There are two separate attachments to email: your code, in a compressed archive, and your algorithmic analysis, in a text document. These are described below. Both should be emailed to me with the Subject line EECS 311 PA2.

### Code

Submit a zipped or tar-gzipped archive of one directory called `PA2` containing:

• all your source files
• your output in a plain text file called output.txt

If you worked alone, call the archive last-name_first-initial_pa2.zip (use `.tgz` for tar-gzipped files). Example: riesbeck_c_pa2.zip.

If you pair-programmed, call the archive last-name1_last_name2_pa2.zip (use `.tgz` for tar-gzipped files).
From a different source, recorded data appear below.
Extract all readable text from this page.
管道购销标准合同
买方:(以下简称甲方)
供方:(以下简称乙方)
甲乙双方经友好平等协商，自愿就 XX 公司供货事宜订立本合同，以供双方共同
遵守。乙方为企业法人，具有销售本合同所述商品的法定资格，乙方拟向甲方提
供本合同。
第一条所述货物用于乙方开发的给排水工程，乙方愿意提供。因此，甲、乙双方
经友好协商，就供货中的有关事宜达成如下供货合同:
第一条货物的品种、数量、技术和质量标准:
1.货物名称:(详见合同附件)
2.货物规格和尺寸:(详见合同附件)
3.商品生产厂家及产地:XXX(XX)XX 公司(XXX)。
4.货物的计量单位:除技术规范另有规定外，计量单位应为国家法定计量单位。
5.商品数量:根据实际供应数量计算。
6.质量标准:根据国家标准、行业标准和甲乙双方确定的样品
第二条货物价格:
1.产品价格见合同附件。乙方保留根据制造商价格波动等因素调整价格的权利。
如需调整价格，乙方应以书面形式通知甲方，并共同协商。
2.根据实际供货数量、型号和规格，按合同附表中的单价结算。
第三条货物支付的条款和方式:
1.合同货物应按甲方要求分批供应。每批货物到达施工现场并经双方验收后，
Example: kornhauser_tarzia_pa2.zip.

Make sure your code is compile-and-run.. That means

• all source code files must be included
• only relative local file paths are used, like `"PhotoObjects.txt"`, not absolute file paths, like `"c:/eecs311/projects/pa2/PhotoObjects.txt"`

Do not include `PhotoObjects.txt`! My email account is overfull as it is.

Every source file should have an opening header comment of the following form:

```// Filename: main.c (or whatever)
// EECS311 PA2 solution: Simple octree
// Date: April 3, 2007
// Authors: Dan Kornhauser, Stephen Tarzia
// Programming sessions: 4/1/07: 4-6pm; 4/2/07: 3-6pm; 4/3/07: 10am-noon
//
// Except for code provided by the instructor or textbook, this code was written
// solely by the authors listed above, and not copied from another student
// or external source.
```

### Analysis

Write an algorithmic analysis of the parts of the code that dominate the running time. The key independent variable is the number of points. Use "big-Oh" notation, as shown in the book. Include the key lines of code that you're analyzing. Compare your theoretical results to your empirical results. Ideally they should match, but don't claim a match that isn't there. It's better to recognize a problem with the analysis or empirical measurements than to fudge or misread the data.